The results are from a study of 60,000 postmenopausal women that examined their habits with artificially sweetened drinks such as diet soda and diet fruit drinks.
The researchers took inquired about the women’s consumption of diet drinks, and divided them into four groups, depending on their artificially sweetened drink habits.
Nine years later, they revisited the subjects and examined how their health was, especially investigating their cardiovascular health for problems like blood clots, strokes, heart attacks, or even death.
The results are staggering: heavy consumers of diet soda and other diet drinks are about 30 percent more likely to have serious heart problems when compared with women who rarely or never consume diet drinks.
The number of women who were labeled as frequent, but not heavy, consumers of diet soda and other diet drinks who had a major heart event was about three percent higher than those who did not consume diet beverages.

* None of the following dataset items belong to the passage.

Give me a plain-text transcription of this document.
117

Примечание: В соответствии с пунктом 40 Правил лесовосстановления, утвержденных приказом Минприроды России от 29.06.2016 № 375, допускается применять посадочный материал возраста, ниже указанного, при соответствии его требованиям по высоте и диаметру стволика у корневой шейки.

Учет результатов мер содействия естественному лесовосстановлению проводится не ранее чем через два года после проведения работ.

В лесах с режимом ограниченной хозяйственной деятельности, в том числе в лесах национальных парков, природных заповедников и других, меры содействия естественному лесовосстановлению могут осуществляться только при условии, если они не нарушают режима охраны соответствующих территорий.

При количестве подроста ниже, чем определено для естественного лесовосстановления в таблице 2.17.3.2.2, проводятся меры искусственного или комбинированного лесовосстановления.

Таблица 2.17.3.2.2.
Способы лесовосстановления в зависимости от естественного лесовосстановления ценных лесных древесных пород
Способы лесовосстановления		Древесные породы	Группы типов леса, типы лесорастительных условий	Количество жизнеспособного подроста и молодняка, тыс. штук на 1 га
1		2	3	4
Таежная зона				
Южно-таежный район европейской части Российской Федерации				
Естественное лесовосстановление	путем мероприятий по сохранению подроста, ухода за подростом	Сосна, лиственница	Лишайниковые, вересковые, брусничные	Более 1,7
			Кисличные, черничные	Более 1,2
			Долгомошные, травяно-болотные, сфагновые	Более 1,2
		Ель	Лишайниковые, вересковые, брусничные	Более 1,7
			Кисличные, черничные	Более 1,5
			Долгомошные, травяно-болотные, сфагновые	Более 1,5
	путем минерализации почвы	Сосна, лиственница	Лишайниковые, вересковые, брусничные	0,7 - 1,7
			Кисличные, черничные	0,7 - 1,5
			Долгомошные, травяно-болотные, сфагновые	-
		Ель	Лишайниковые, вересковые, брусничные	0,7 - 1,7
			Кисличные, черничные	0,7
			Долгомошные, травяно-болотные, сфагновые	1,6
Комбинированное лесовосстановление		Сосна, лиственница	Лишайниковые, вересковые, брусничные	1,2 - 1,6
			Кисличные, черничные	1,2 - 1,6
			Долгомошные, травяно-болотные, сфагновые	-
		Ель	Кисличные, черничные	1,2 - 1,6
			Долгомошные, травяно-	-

There are some limitations to the study, in that they followed women over time, asking about habits that had long been in place, they couldn’t prove that they were actually the cause of the heart problems.
The findings still have to be scrutinized by outside experts and published in a medial journal before they can be considered legitimate.
However, with these findings and with the wealth of knowledge of the deleterious health effects of artificially flavored diet sodas, perhaps it might be time to put down the can.